古着転売は利益率が読みにくいので、売上ではなく所得で管理し、超えそうなら早めに準備します。

  • 売上ではなく利益を月次で把握する
  • 仕入れや送料などの経費を証憑で残す
  • 住民税の申告方法にも注意する
  • 迷うなら税理士や自治体窓口で確認する

参考:国税庁(No.1906)

経費計上は「関連性」と「証拠」で決まる

古着転売の経費は、仕入れ、送料、梱包材、撮影備品、保管用品など幅広くなり得ます。

ただし、私的利用と混ざると否認リスクが上がるため、業務関連性を説明できる形に寄せます。
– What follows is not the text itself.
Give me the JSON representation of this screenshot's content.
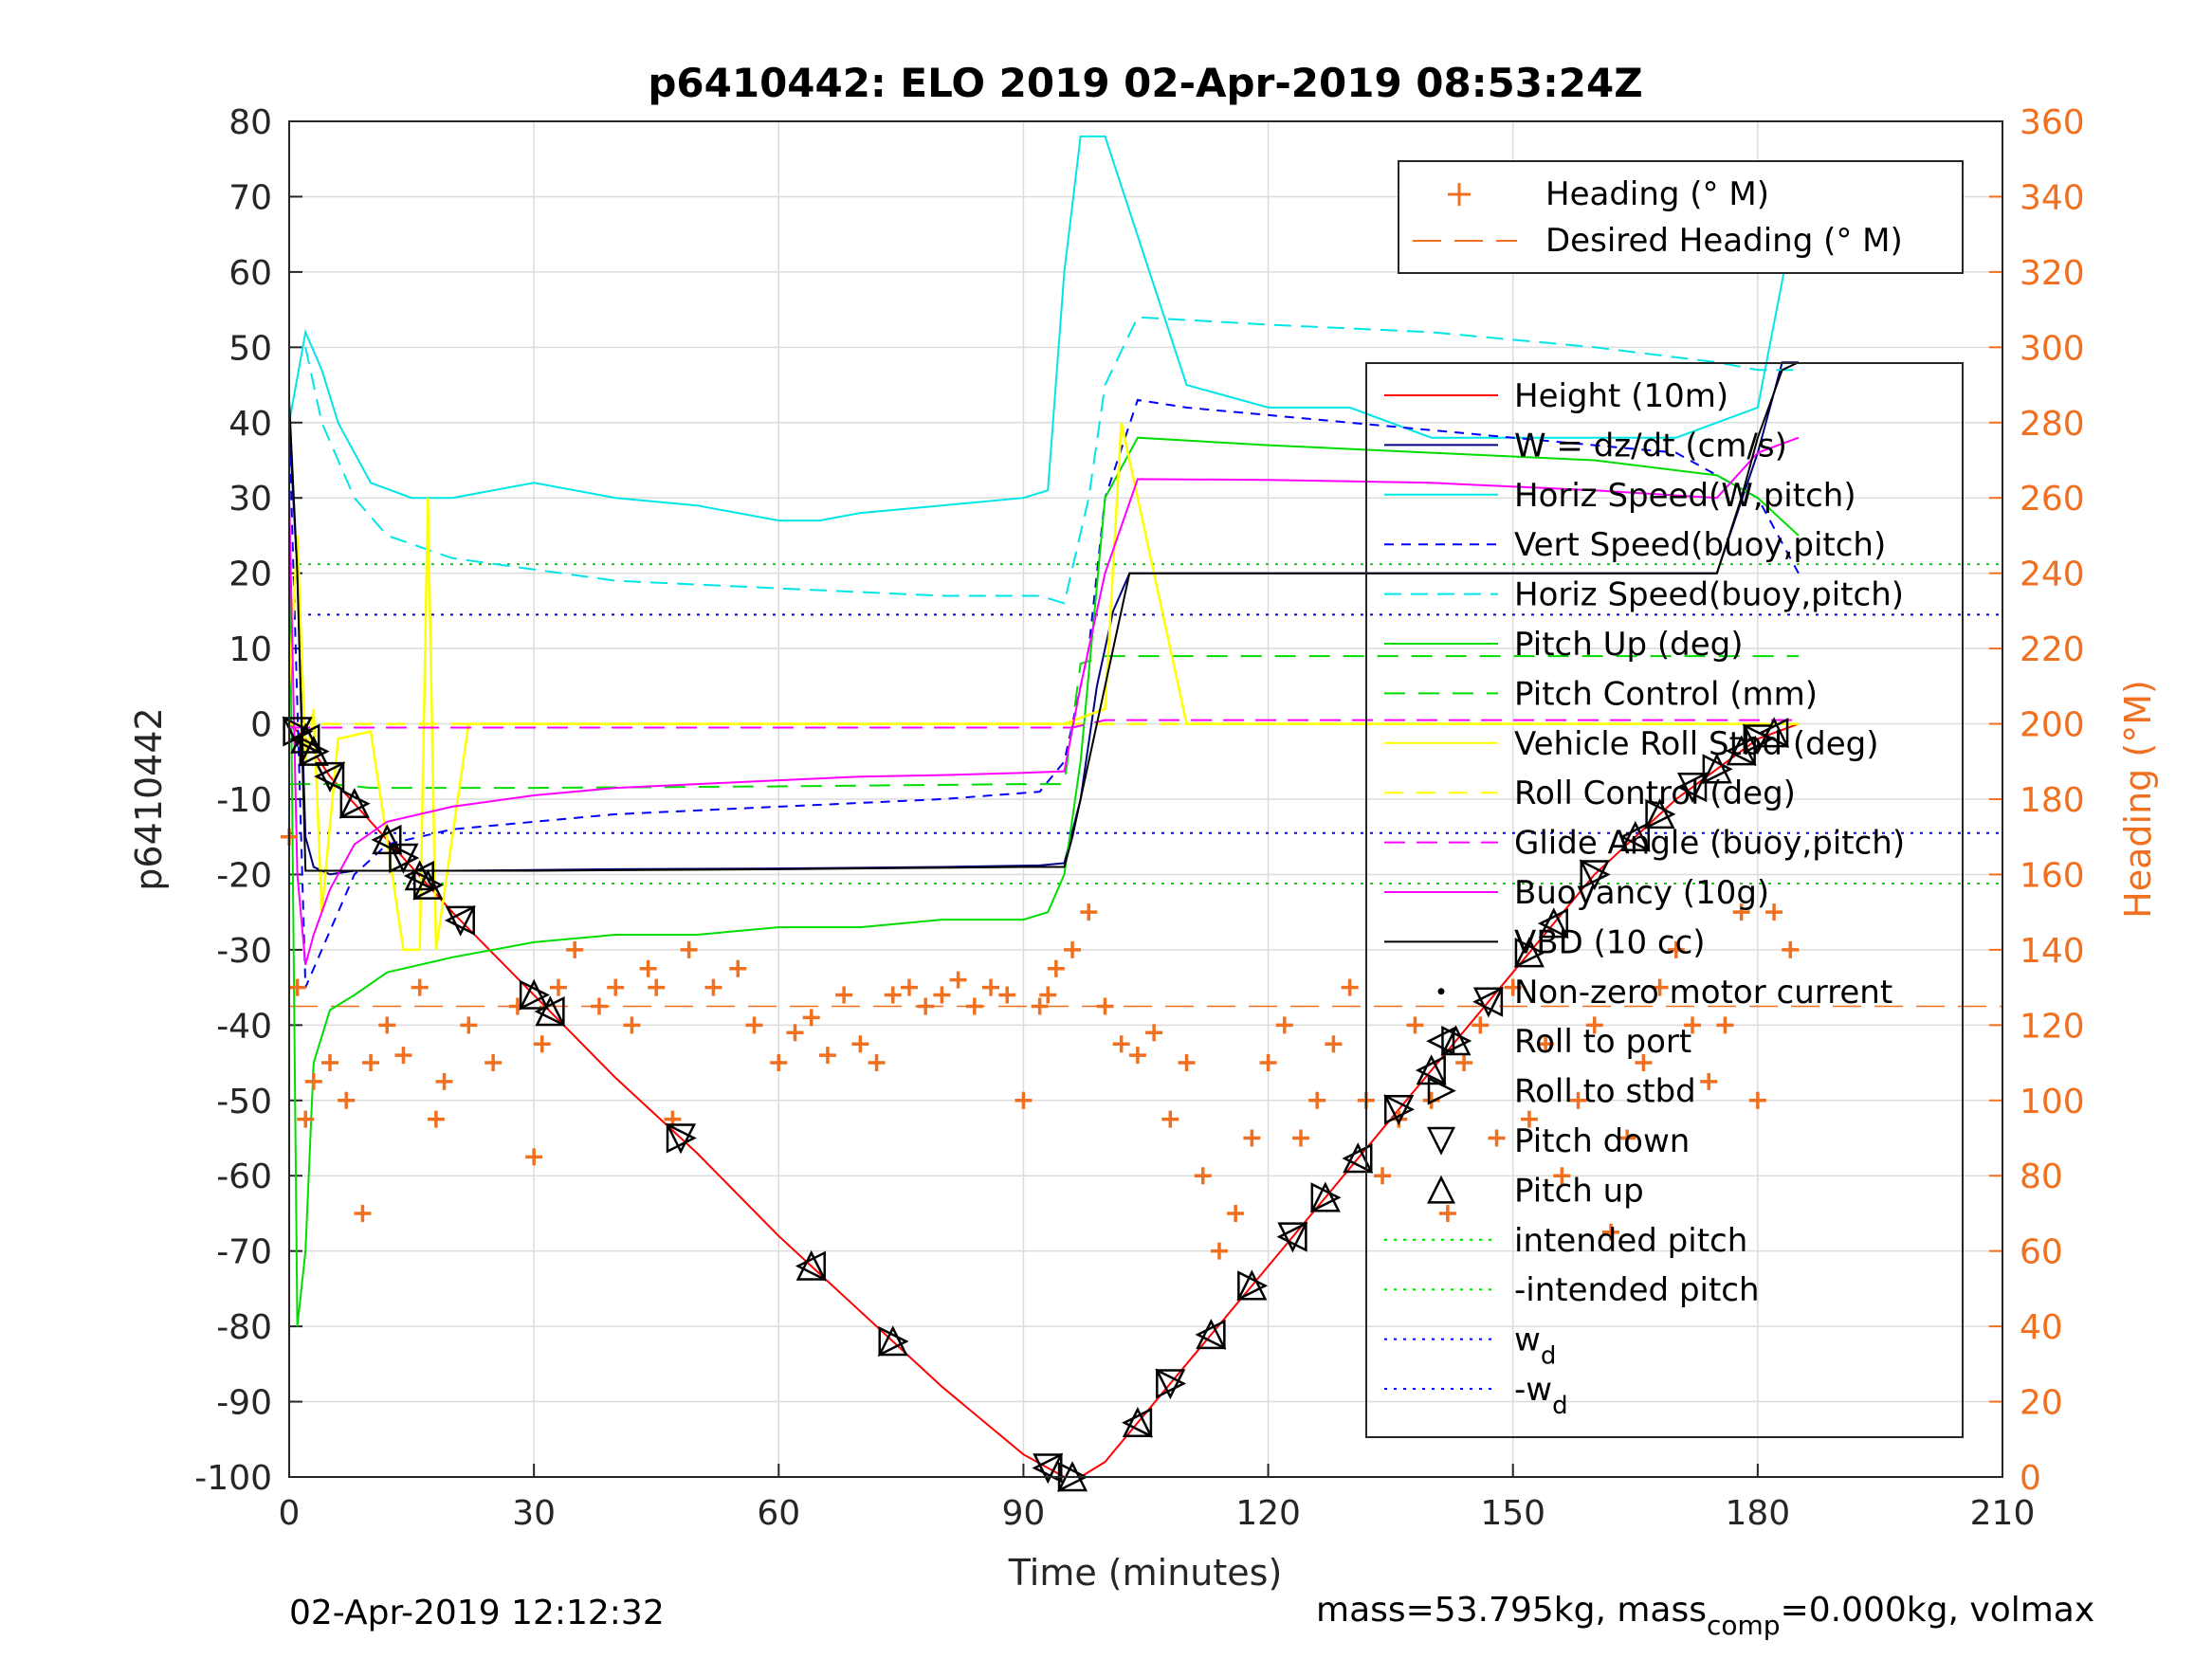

クレカ明細だけに頼らず、領収書や購入履歴を残し、月ごとにまとめる運用が強いです。

経費の例 仕入れ代・送料・梱包材
注意点 私的利用と按分が必要な支出がある
証拠 領収書・購入履歴・取引履歴
運用 月次で整理し、取引単位に紐付ける

無申告は違法リスクとは別に追い込まれる

古物の許可や表示を守っていても、申告漏れがあると延滞税等のペナルティが乗り、資金繰りが崩れます。

特に古着転売は回転資金が命なので、税務の遅れはそのまま仕入れ停止に直結します。

最初から帳簿を作っておけば、利益の見通しも立ち、違法リスクの判断材料としても使えます。

  • 売上と仕入れを取引単位で記録する
  • 手数料と送料を分けて管理する
  • 期末在庫を把握して利益を正確化する
  • 翌年の納税資金を先に確保する

安心して古着転売を続けるための要点

自宅のデスクに置かれたノートパソコンとコーヒー

古着転売は、やり方次第で違法にならずに継続できます。

一方で、仕入れ転売なら古物商許可の検討は避けて通れず、無許可営業は重い罰則があり得ます。

また、偽ブランドや盗品の混入は別次元のリスクなので、仕入れ先と真贋の根拠を最優先に設計します。

販売ページでは、特商法表示、状態説明、採寸、返品特約をテンプレ化し、誤認とトラブルを減らします。

税務は合法性とは別軸で進むため、利益が出る前提で帳簿を作り、国税庁の一次情報に沿って判断します。

迷ったら、e-Gov法令検索の条文と、消費者庁・国税庁のガイドに戻る癖を付けると判断が安定します。

最後に、地域の警察署や専門家へ事前相談できる体制を用意しておくと、拡大フェーズでもブレずに運用できます。